Curious, she walked in the direction of the lights until she arrived at the open gates of the stadium. She went through and came to a stop at the edge of the illuminated field. It was empty. Except no, wait, ther
e was someone there, tucked away in the farthest corner. Hazel knew it was Luca the second she laid eyes on him; she recognized him by his sandy-blond hair. He was sitting on the grass in the middle of the running track, his legs stretched out, scowling down at the ground.
Hazel felt a pang of sympathy for him. Red had told her that they’d moved to Port Sheridan because of something that happened to Luca in Sydney, but she didn’t know what. She did know that it had hit Luca really hard—not because of his anger, or the way he pushed everyone away—she knew because sometimes, when he thought no one was looking, his eyes went dark and it was clear that he was remembering. It was the same helpless, hollow look that filled her own eyes when her thoughts turned to home.

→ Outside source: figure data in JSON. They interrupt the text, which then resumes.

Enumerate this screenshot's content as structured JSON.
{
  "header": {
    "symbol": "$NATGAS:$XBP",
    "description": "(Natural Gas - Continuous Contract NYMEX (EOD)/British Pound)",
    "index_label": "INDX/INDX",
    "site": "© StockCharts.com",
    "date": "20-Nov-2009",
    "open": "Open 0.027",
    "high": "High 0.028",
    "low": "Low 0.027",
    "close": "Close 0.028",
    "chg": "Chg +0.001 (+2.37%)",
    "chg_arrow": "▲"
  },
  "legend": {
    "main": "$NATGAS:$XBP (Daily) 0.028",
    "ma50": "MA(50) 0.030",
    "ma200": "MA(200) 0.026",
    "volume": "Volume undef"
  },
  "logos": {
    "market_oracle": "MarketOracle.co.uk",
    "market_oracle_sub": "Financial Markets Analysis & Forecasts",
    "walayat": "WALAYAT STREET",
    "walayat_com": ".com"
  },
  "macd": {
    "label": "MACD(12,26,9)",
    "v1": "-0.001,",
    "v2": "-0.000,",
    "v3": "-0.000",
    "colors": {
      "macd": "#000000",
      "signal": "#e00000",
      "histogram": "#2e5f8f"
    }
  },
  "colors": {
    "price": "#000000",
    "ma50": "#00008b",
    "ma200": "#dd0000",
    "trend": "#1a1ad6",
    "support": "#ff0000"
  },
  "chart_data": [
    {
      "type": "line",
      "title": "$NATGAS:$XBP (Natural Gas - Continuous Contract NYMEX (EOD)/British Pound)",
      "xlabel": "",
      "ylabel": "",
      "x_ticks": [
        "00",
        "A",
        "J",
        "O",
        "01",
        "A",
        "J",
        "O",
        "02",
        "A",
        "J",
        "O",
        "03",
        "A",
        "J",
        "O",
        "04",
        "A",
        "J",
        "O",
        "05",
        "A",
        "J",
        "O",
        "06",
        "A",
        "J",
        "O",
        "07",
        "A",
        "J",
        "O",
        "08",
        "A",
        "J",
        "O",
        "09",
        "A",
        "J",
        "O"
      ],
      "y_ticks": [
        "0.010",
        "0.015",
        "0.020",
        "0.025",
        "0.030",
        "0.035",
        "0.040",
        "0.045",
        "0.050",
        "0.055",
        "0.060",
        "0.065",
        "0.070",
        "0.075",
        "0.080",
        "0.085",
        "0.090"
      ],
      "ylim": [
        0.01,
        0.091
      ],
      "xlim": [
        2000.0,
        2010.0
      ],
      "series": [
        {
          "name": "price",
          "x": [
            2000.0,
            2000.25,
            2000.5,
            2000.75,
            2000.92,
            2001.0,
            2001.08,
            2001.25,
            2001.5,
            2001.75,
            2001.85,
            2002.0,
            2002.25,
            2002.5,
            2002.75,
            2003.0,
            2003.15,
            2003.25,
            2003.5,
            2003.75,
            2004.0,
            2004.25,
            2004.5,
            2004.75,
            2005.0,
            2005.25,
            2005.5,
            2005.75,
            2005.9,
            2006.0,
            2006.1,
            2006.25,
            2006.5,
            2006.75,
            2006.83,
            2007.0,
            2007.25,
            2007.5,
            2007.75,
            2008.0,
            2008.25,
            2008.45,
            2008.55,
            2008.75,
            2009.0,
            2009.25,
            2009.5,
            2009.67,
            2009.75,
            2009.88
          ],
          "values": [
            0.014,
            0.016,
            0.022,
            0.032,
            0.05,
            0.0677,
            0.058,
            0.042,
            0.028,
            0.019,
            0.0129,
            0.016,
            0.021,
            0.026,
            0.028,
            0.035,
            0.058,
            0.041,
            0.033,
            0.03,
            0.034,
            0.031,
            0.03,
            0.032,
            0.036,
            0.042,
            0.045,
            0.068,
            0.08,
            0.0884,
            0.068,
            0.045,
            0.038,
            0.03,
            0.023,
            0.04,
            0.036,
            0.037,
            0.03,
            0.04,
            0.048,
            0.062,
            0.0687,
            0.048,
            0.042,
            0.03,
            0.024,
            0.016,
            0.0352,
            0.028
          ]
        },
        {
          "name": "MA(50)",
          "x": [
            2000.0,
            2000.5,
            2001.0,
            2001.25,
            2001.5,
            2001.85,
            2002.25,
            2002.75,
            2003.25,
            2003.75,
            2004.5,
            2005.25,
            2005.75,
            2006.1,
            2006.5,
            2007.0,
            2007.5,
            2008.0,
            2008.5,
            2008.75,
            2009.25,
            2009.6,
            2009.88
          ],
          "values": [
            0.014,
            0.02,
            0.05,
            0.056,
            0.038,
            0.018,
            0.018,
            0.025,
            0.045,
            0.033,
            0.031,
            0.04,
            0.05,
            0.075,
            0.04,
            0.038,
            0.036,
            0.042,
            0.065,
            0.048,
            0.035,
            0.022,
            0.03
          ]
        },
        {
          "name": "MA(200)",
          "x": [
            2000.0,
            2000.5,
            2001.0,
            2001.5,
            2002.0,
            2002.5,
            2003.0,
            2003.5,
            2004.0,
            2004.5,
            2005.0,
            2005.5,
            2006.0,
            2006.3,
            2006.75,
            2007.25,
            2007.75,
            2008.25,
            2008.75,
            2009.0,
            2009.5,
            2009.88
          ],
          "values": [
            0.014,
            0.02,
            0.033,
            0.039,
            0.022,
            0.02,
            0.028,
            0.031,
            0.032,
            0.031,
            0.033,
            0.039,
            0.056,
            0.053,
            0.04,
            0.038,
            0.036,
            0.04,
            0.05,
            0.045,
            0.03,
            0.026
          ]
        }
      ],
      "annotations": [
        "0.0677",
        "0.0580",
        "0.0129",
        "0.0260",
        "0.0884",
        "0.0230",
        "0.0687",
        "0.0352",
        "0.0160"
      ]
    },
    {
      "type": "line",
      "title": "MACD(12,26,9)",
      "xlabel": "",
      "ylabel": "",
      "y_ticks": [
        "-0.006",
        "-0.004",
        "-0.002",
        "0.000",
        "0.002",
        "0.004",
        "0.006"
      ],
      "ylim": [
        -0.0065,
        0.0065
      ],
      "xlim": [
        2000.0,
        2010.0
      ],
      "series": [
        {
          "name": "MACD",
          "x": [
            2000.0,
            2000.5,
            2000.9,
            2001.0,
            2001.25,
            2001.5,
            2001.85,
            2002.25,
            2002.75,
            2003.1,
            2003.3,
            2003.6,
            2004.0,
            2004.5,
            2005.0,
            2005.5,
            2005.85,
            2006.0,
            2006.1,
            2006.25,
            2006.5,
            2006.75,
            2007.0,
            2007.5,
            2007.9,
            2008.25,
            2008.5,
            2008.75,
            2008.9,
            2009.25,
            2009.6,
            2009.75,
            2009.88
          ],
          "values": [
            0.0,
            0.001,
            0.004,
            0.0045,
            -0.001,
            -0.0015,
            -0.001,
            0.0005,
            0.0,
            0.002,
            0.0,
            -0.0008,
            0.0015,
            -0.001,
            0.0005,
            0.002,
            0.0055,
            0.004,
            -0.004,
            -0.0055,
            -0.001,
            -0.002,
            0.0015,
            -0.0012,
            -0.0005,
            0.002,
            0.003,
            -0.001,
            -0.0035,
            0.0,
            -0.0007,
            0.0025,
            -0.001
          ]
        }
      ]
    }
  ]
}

It was that that made her step forward out of the shadows and walk over to him—knowing that deep down, underneath it all, Luca felt the same sort of pain she did.
“Luca?” she said when she was close enough.
He started at the sound of her voice but didn’t respond.
“Luca,” she repeated, this time less tentatively, and he looked up. He didn’t say anything right away, and Hazel didn’t push him. She just waited.
“I used to be able to do ten laps around a track this size in twelve minutes.”
“So why can’t you now?”
“I’m not a runner. Not anymore.”
“Then what are you doing here?”
“It doesn’t matter!” he snapped. His eyes flashed with familiar anger and irritation. “You wouldn’t understand.”
Hazel exhaled, trying not to lose her temper at his defensiveness. How could she understand, when everything about him was shrouded in mystery?
“Look,” she said. “If it’s that important to you, just ask someone for help. That’s how it works, isn’t it? A problem shared is a problem halved?”
Luca glared up at her. “Who am I supposed to ask?”
“Anyone! Your brother? Hunter? Maddie? Even I could help, probably.”